For a clearer representation, see the JSON structure illustrated as a tree diagram below:

Root Level
│
├─ total_entries: int
├─ total_AM: int
├─ total_AM_sites: int
├─ total_ions: int
├─ ions_distribution: dict[str, int]
├─ site_symmetry_distribution: dict[str, int]
├─ cnn_dimensions: list[str]
└─ AM_list: list[dict]
   │
   └─[0]
     ├─ AM_label: str
     ├─ AM_example_structure
     │  ├─ structure: str
     │  └─ eq_sites: list[int]
     ├─ AM_sg: int
     ├─ nsites: int
     ├─ n_non_equivalent_sites: int
     ├─ AM_has_ambiguous_wyckoff: bool
     ├─ n_ambiguous_wyckoff: int
     ├─ ambiguous_wyckoff: dict | None
     ├─ stoichiometry_distribution: dict[str, int]
     ├─ site_symmetry_distribution: dict[str, int]
     ├─ n_entries: int
     ├─ entries_ids: list[int]
     ├─ CNNf: list[float]
     ├─ composition_type_distribution: dict[str, int]
     └─ sites: list[dict]
        │
        └─[0]
          ├─ label: str
          ├─ multiplicity: int
          ├─ symmetry: str
          ├─ site_index: int
          ├─ ambiguous: bool
          ├─ CNNf_median: list[float]
          ├─ CNNf_std: list[float]
          ├─ total_CNNf_std: float
          ├─ total_ions: int
          ├─ ion_distribution: dict[str, int]
          ├─ ions_weights: dict[str, dict]
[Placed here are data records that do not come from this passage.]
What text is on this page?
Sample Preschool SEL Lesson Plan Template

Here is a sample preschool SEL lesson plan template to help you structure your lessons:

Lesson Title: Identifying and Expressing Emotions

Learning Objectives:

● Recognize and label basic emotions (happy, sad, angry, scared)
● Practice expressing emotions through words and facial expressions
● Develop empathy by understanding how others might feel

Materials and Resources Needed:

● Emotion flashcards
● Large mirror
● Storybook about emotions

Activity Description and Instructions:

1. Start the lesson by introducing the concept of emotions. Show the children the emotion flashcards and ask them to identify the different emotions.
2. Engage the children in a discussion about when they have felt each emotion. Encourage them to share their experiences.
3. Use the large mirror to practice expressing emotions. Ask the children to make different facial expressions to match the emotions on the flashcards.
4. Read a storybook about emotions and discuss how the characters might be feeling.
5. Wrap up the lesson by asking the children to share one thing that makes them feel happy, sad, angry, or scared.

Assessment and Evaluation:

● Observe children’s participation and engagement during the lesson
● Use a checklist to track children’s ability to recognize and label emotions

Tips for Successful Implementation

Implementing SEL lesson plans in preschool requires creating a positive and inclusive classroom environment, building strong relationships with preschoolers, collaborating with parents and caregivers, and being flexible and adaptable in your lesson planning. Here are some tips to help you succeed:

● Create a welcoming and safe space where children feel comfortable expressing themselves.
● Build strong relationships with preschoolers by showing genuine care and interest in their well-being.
          │  └─ H: dict[str, float]
          │     ├─ b0: float
          │     ├─ b100: float
          │     └─ b300: float
          ├─ n_occupations: int
          └─ occupancy: list[dict]
             │
             └─[0]
               ├─ ion: str
               ├─ id: int
               ├─ site_index: int
               ├─ e_hull: float
               ├─ b0: float
               ├─ b100: float
               ├─ b300: float
               ├─ band_gap: float
               └─ magmom_pa: float

This tree diagram illustrates how you can access any level of the data. For example, to access the T=0K weight attributed for the ion H at the first site of the first AM , you would navigate as follows: root['AM_list'][0]['sites'][0]['ions_weights']['H']['b0'].